Let r be a prime, G a finite group, and A an abelian r-subgroup of G. An A-signalizer functor on G is a map θ from A# into the set of A-invariant r′-subgroups of G such that, for each a, b ∈ A#, θ(a) ≤ CG(a) and θ(a) ∩ CG(b) ≤ θ (b). The signalizer functor θ is said to be complete if there is an A-invariant r′-subgroup θ(G) such that θ(a) = Cθ(G)(a) for each a ∈ A#.

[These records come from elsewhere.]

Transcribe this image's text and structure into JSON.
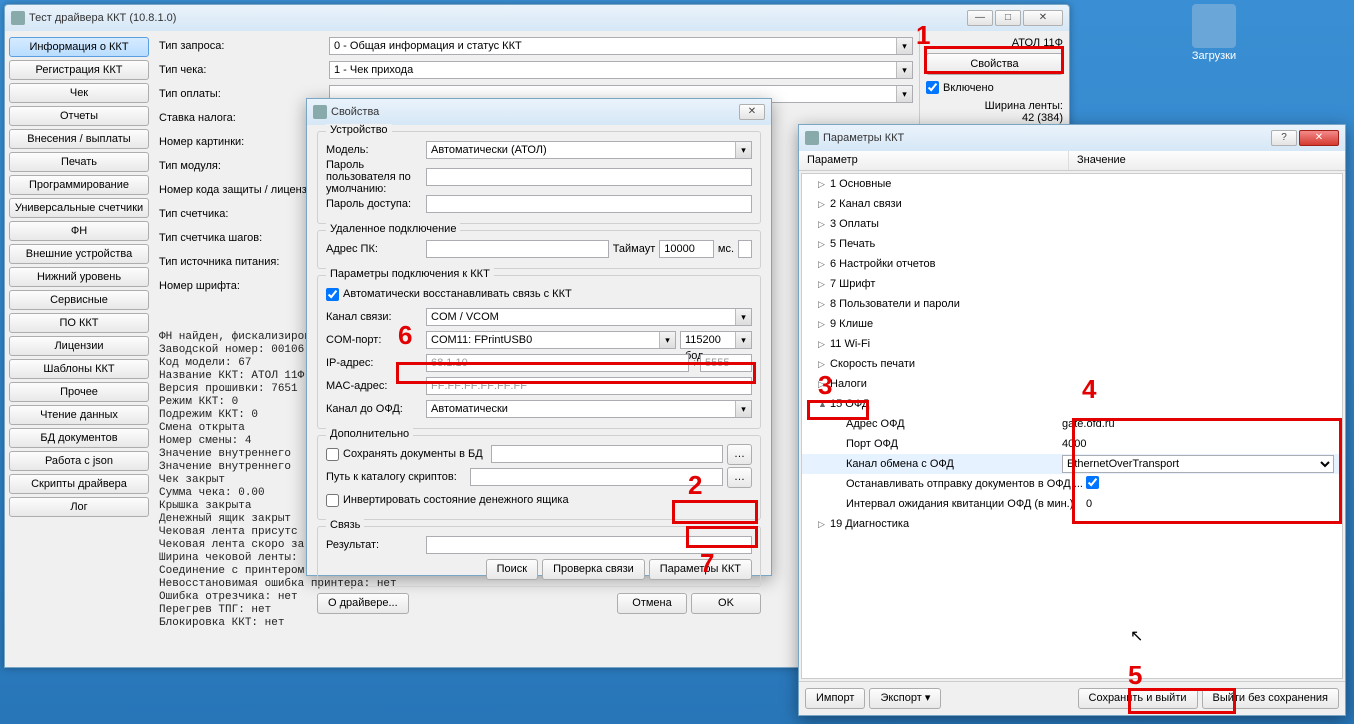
{
  "desktop": {
    "downloads": "Загрузки"
  },
  "main": {
    "title": "Тест драйвера ККТ (10.8.1.0)",
    "sidebar": [
      "Информация о ККТ",
      "Регистрация ККТ",
      "Чек",
      "Отчеты",
      "Внесения / выплаты",
      "Печать",
      "Программирование",
      "Универсальные счетчики",
      "ФН",
      "Внешние устройства",
      "Нижний уровень",
      "Сервисные",
      "ПО ККТ",
      "Лицензии",
      "Шаблоны ККТ",
      "Прочее",
      "Чтение данных",
      "БД документов",
      "Работа с json",
      "Скрипты драйвера",
      "Лог"
    ],
    "fields": {
      "req_type_l": "Тип запроса:",
      "req_type_v": "0 - Общая информация и статус ККТ",
      "rec_type_l": "Тип чека:",
      "rec_type_v": "1 - Чек прихода",
      "pay_type_l": "Тип оплаты:",
      "tax_l": "Ставка налога:",
      "pic_num_l": "Номер картинки:",
      "mod_type_l": "Тип модуля:",
      "lic_l": "Номер кода защиты / лицензии",
      "cnt_type_l": "Тип счетчика:",
      "step_cnt_l": "Тип счетчика шагов:",
      "pwr_l": "Тип источника питания:",
      "font_l": "Номер шрифта:"
    },
    "log": "ФН найден, фискализирован\nЗаводской номер: 00106\nКод модели: 67\nНазвание ККТ: АТОЛ 11Ф\nВерсия прошивки: 7651\nРежим ККТ: 0\nПодрежим ККТ: 0\nСмена открыта\nНомер смены: 4\nЗначение внутреннего\nЗначение внутреннего\nЧек закрыт\nСумма чека: 0.00\nКрышка закрыта\nДенежный ящик закрыт\nЧековая лента присутс\nЧековая лента скоро за\nШирина чековой ленты:\nСоединение с принтером\nНевосстановимая ошибка принтера: нет\nОшибка отрезчика: нет\nПерегрев ТПГ: нет\nБлокировка ККТ: нет",
    "right": {
      "model": "АТОЛ 11Ф",
      "props_btn": "Свойства",
      "enabled": "Включено",
      "tape_l": "Ширина ленты:",
      "tape_v": "42 (384)"
    }
  },
  "dlg1": {
    "title": "Свойства",
    "g_device": "Устройство",
    "model_l": "Модель:",
    "model_v": "Автоматически (АТОЛ)",
    "upwd_l": "Пароль пользователя по умолчанию:",
    "apwd_l": "Пароль доступа:",
    "g_remote": "Удаленное подключение",
    "pc_l": "Адрес ПК:",
    "timeout_l": "Таймаут",
    "timeout_v": "10000",
    "timeout_u": "мс.",
    "g_conn": "Параметры подключения к ККТ",
    "auto_restore": "Автоматически восстанавливать связь с ККТ",
    "chan_l": "Канал связи:",
    "chan_v": "COM / VCOM",
    "com_l": "COM-порт:",
    "com_v": "COM11: FPrintUSB0",
    "baud_v": "115200 бод",
    "ip_l": "IP-адрес:",
    "ip_v": "68.1.10",
    "port_v": "5555",
    "mac_l": "MAC-адрес:",
    "mac_v": "FF:FF:FF:FF:FF:FF",
    "ofd_l": "Канал до ОФД:",
    "ofd_v": "Автоматически",
    "g_extra": "Дополнительно",
    "save_db": "Сохранять документы в БД",
    "script_l": "Путь к каталогу скриптов:",
    "invert": "Инвертировать состояние денежного ящика",
    "g_link": "Связь",
    "result_l": "Результат:",
    "search": "Поиск",
    "check": "Проверка связи",
    "params": "Параметры ККТ",
    "about": "О драйвере...",
    "cancel": "Отмена",
    "ok": "OK"
  },
  "dlg2": {
    "title": "Параметры ККТ",
    "hdr_param": "Параметр",
    "hdr_value": "Значение",
    "nodes": [
      "1 Основные",
      "2 Канал связи",
      "3 Оплаты",
      "5 Печать",
      "6 Настройки отчетов",
      "7 Шрифт",
      "8 Пользователи и пароли",
      "9 Клише",
      "11 Wi-Fi",
      "Скорость печати",
      "Налоги"
    ],
    "node_ofd": "15 ОФД",
    "children": {
      "addr_l": "Адрес ОФД",
      "addr_v": "gate.ofd.ru",
      "port_l": "Порт ОФД",
      "port_v": "4000",
      "chan_l": "Канал обмена с ОФД",
      "chan_v": "EthernetOverTransport",
      "stop_l": "Останавливать отправку документов в ОФД ...",
      "intv_l": "Интервал ожидания квитанции ОФД (в мин.)",
      "intv_v": "0"
    },
    "node_diag": "19 Диагностика",
    "import": "Импорт",
    "export": "Экспорт",
    "save": "Сохранить и выйти",
    "nosave": "Выйти без сохранения"
  },
  "callouts": {
    "n1": "1",
    "n2": "2",
    "n3": "3",
    "n4": "4",
    "n5": "5",
    "n6": "6",
    "n7": "7"
  }
}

Notice that one way to construct an A-signalizer functor is to select some A-invariant r′-subgroup X of G and define θ(a) = Cx(a) for a ∈ A#. By construction this signalizer functor is complete. If m(A) ≥ 3 it turns out that this is the only way to construct signalizer functors. That is, if m(A) ≥ 3 then every A-signalizer functor is complete. This result is called the Signalizer Functor Theorem. It's one of the fundamental theorems in the classification of the finite simple groups. Unfortunately the proof of the Signalizer Functor Theorem is beyond the scope of this book. However, chapter 15 does contain a proof of a special case: the so-called Solvable 2-Signalizer Functor Theorem. It turns out that the Solvable Signalizer Functor Theorem suffices for many applications of signalizer functors.

An A-signalizer functor θ on G is said to be solvable if θ(a) is solvable for each a ∈ A#. We say θ is solvably complete if θ is complete and θ(G) is solvable.